House Speaker Matt Ritter, D-Hartford, was asked before Thursday’s House session about the UConn president’s statements regarding future basketball games at XL Center.
Ritter said his caucus wasn’t happy with the level of funding Lamont recommended for public colleges and universities in his new biennial budget.
But the speaker also was confident that the matter would be resolved to allow UConn sporting events to continue in the capital city.
“Is UConn going to play in Hartford? You betcha,” Ritter said. “And do we agree with the president, though, that we’ve got to help them with this budget? You betcha.”
Beyond sporting events, there’s fear that the budget cuts could cause financial strain on students, and although Maric said the university would not cut financial aid, there is a possibility of a tuition hike.
“If the university tried to cover the Storrs portion of these shortfalls by raising tuition, it would mean an increase of 19% or $3,000 more per student next year alone,” Maric said in an email distributed to faculty and staff. “The university will spend more than $175 million on financial aid this year, an increase of 7% over the prior year. … We are doing our own cutting and consolidation whenever possible: In the last five years alone, UConn and UConn Health have successfully achieved more than $215 million in savings through Financial Improvement Plans. We simply cannot provide less while asking our students to pay more.”
This academic year, it costs over $34,000 for an in-state student to attend UConn, and upward of $43,000 for out-of-state students. About 65% of undergraduates receive financial aid.
“I have a couple of friends I was talking to about this, and if this was to happen, they don't know what they would do,” Holland said. “They don't know how they will fund their education. And in some cases, these are students that are already working one or two jobs. They’re working straight after class just so they can pay for books or just so they can pay for their meal plan. … So, if it’s a problem for one or two members of our community, it is a problem for all of us.”
Holland added that on-campus organizations often provide student services for their peers, including accessibility to free contraceptives, menstrual products or even Shop & Shop gift cards up to $300 for those struggling with food insecurity. It’s possible these services can disappear without the proper funding.
“It's frightening to think that if we ask for increased institutional support, that the university gets to the point where they say ‘We don't have the capacity to offer you any support,’” Holland said.
Faculty support will also become a question.
Last year, Lamont negotiated a four-year package of raises for most state employees. The package included $3,500 in bonuses last spring and summer for about 46,000 unionized state employees. Each year includes a 2.5% general wage increase, as well as a step hike for all but the most senior workers.

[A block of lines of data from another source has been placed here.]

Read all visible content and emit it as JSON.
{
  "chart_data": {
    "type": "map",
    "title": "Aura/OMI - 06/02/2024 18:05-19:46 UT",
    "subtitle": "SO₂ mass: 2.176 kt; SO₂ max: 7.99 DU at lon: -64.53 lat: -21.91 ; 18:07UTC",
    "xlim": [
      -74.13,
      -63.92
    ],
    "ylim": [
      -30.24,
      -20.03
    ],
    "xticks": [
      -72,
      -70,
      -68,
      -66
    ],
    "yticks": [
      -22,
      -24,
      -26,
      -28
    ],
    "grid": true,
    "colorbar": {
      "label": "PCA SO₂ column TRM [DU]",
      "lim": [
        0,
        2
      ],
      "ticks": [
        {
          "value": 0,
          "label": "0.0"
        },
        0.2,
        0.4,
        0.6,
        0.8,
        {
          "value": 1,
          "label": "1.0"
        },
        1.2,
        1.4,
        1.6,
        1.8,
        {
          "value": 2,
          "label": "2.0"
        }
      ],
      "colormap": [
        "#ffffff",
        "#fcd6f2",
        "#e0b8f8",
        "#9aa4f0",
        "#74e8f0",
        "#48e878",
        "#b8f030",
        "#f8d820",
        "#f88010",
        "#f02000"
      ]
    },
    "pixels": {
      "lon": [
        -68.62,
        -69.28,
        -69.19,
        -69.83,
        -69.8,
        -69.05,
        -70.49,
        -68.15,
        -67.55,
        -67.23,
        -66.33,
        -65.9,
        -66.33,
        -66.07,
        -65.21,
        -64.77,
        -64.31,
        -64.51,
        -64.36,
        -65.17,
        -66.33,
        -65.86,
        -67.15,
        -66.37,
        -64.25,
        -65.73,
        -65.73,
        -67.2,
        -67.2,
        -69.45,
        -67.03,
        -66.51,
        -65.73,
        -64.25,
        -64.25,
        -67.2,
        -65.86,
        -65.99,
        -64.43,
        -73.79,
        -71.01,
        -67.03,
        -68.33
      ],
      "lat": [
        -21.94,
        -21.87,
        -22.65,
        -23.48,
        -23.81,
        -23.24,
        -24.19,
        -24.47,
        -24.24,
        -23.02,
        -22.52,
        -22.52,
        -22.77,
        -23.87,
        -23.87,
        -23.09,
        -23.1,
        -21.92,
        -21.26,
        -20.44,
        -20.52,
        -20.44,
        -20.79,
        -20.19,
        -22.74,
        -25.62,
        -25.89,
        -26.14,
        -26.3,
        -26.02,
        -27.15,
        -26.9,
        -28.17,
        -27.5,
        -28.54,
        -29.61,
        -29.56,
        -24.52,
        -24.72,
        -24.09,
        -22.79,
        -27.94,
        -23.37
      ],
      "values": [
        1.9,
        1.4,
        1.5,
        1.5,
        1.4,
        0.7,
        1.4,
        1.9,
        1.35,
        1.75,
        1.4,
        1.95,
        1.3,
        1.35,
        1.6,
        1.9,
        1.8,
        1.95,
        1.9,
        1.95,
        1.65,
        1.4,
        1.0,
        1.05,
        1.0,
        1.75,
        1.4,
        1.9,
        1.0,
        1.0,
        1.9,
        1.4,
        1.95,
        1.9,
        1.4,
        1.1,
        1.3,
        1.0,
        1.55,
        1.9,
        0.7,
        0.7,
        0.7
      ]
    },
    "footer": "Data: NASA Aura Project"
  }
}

“The governor’s proposed budget would not cover the total amount of salary increases approved under the collective bargaining agreement negotiated between the state and state employee unions,” Maric wrote in her email. “The state funds the cost of collective bargaining agreements for other agencies, but proposes not to fully fund them for UConn.”
Representatives from UConn and the state university system told the administration they would need to retain temporary funding and also receive more money to help them cover the raises.
“To be clear: UConn is very supportive of ensuring that our workforce is fairly compensated; we believe that our employees earned the wage increases that the state committed to in the agreement,” Maric said. “Our request is that the state fund the commitments it made rather than pass the costs on to UConn.”
Staff writer Keith Phaneuf contributed to this report.